TLDR
Confederate raiders killed the owner in his own front yard here in 1864. The history holds up. The haunting barely shows on TripAdvisor.
The Full Story
In June 1864, Confederate guerillas rode up to this house looking for horses and food. They left bodies in the front yard, and John R. Jones, the owner, didn't survive the afternoon either.
Springhill's own history page, run by the current owners, calls it the darkest day in Bloomfield's history. According to that account, the raiders came from an encampment down the road at Camp Charity. A dispute over Jones's saddle escalated into shooting. The prisoners the raiders had with them were executed in the front yard in reprisal after Jones killed their captain, and Jones died in the same incident. The exact number of dead that day is not something the online history pins down, and I haven't found a clean primary-source count either. What the house agrees on is the shape of the event: guerillas, a saddle, gunfire at the main entrance, multiple dead including the owner.

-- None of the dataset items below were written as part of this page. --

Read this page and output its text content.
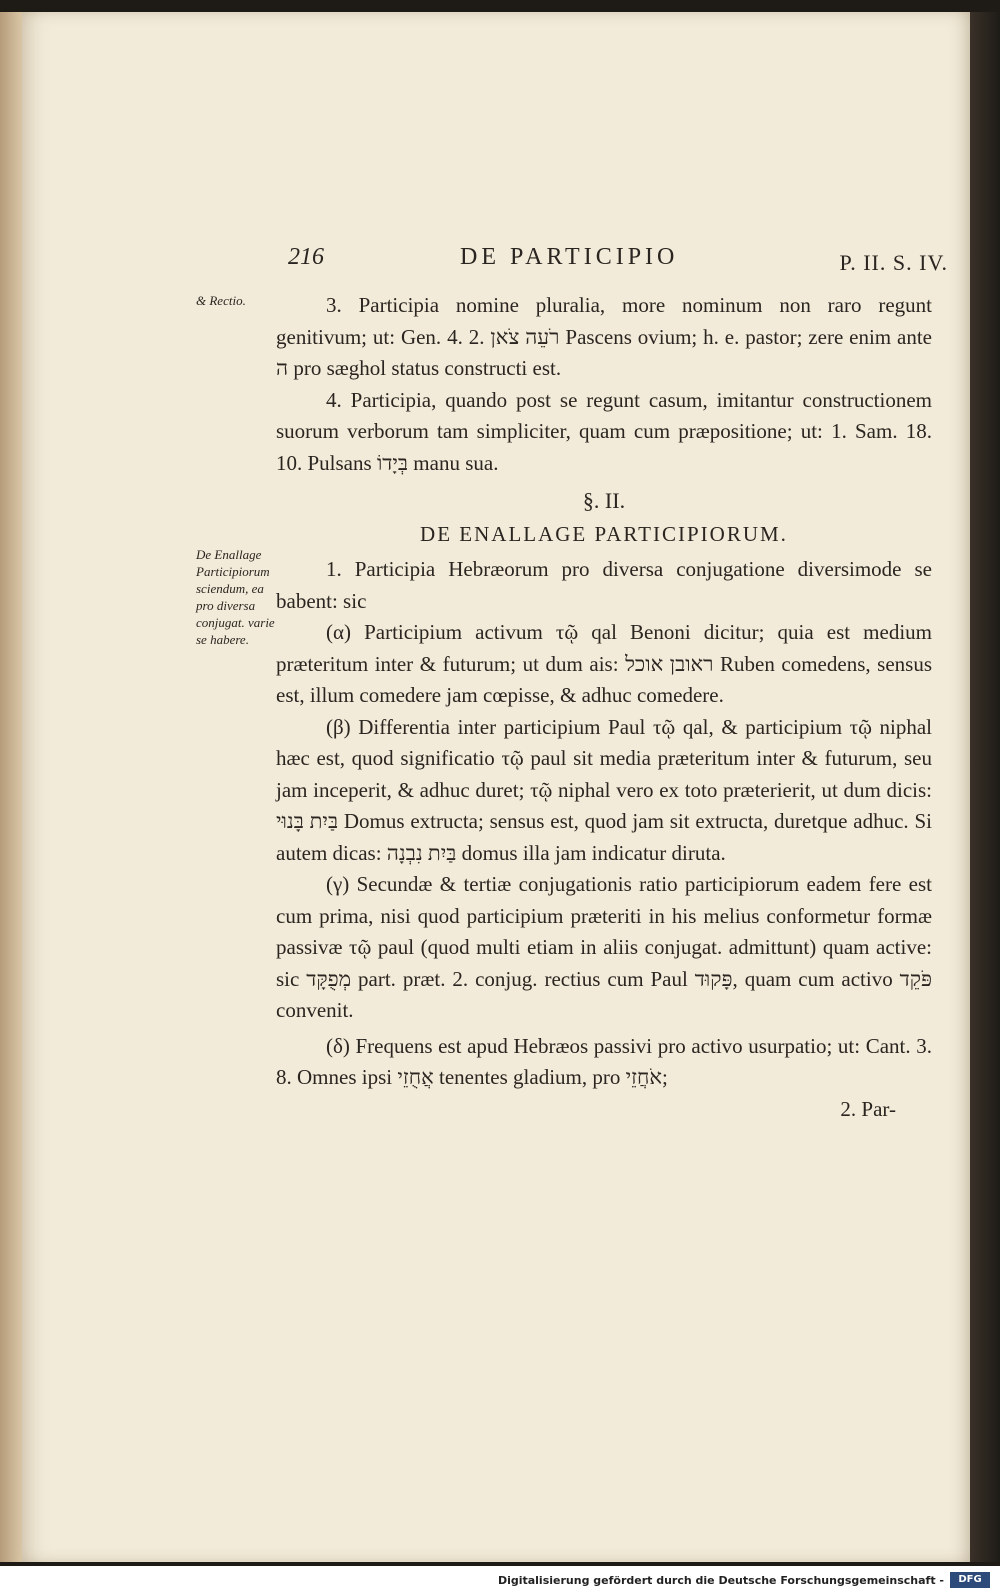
216	DE PARTICIPIO	P. II. S. IV.
& Rectio.
De Enallage Participiorum sciendum, ea pro diversa conjugat. varie se habere.

3. Participia nomine pluralia, more nominum non raro regunt genitivum; ut: Gen. 4. 2. רֹעֵה צֹאן Pascens ovium; h. e. pastor; zere enim ante ה pro sæghol status constructi est.

4. Participia, quando post se regunt casum, imitantur constructionem suorum verborum tam simpliciter, quam cum præpositione; ut: 1. Sam. 18. 10. Pulsans בְּיָדוֹ manu sua.

§. II.

DE ENALLAGE PARTICIPIORUM.

1. Participia Hebræorum pro diversa conjugatione diversimode se babent: sic

(α) Participium activum τῷ qal Benoni dicitur; quia est medium præteritum inter & futurum; ut dum ais: ראובן אוכל Ruben comedens, sensus est, illum comedere jam cœpisse, & adhuc comedere.

(β) Differentia inter participium Paul τῷ qal, & participium τῷ niphal hæc est, quod significatio τῷ paul sit media præteritum inter & futurum, seu jam inceperit, & adhuc duret; τῷ niphal vero ex toto præterierit, ut dum dicis: בַּיִת בָּנוּי Domus extructa; sensus est, quod jam sit extructa, duretque adhuc. Si autem dicas: בַּיִת נִבְנָה domus illa jam indicatur diruta.

(γ) Secundæ & tertiæ conjugationis ratio participiorum eadem fere est cum prima, nisi quod participium præteriti in his melius conformetur formæ passivæ τῷ paul (quod multi etiam in aliis conjugat. admittunt) quam active: sic מְפֻקָּד part. præt. 2. conjug. rectius cum Paul פָּקוּד, quam cum activo פֹּקֵד convenit.

(δ) Frequens est apud Hebræos passivi pro activo usurpatio; ut: Cant. 3. 8. Omnes ipsi אֲחֻזֵי tenentes gladium, pro אֹחֲזֵי;

2. Par-

Digitalisierung gefördert durch die Deutsche Forschungsgemeinschaft -	DFG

The house itself was built in 1857 by Jones, his wife, and their sons. A later owner, Dr. Hughes, added the ornate ironwork on the two front porches. The winery's history attributes the ironwork to a Paris import in 1904, though that specific provenance isn't something I could second-source. What's visible from the road is a grand Nelson County farmhouse with iron porches that don't match anything else in Bloomfield.
The haunting claims attached to the property are harder to source than the history. Americashauntedroadtrip.com describes Springhill as a destination to discover both the historic past and ghostly activity, a line that shows up on every haunted hotels in Kentucky round-up without backing. The current TripAdvisor reviews, all 131 of them, don't mention footsteps, figures, cold spots, or any paranormal experience. Guests write about the wine, the breakfast, and owners June and Jeff. If the house has the hauntings its marketing suggests, guests aren't writing about them online.
That doesn't settle the question. A house with a violent Civil War death in the front yard and an owner-in-residence who oversees bourbon-trail travelers isn't a place where guests volunteer ghost reports to strangers. What the property does offer is specific and unusual: you can book a stay in a private home where a historic multi-casualty killing happened at the front door, the same door guests now walk through with their luggage. The history is the draw. The ghost stories are a rumor attached to a real historical event, and the real event is the part that holds up.
Springhill runs as a working winery and a bed and breakfast. June and Jeff are generous hosts. If you stay and you hear anything, you can add to the record yourself.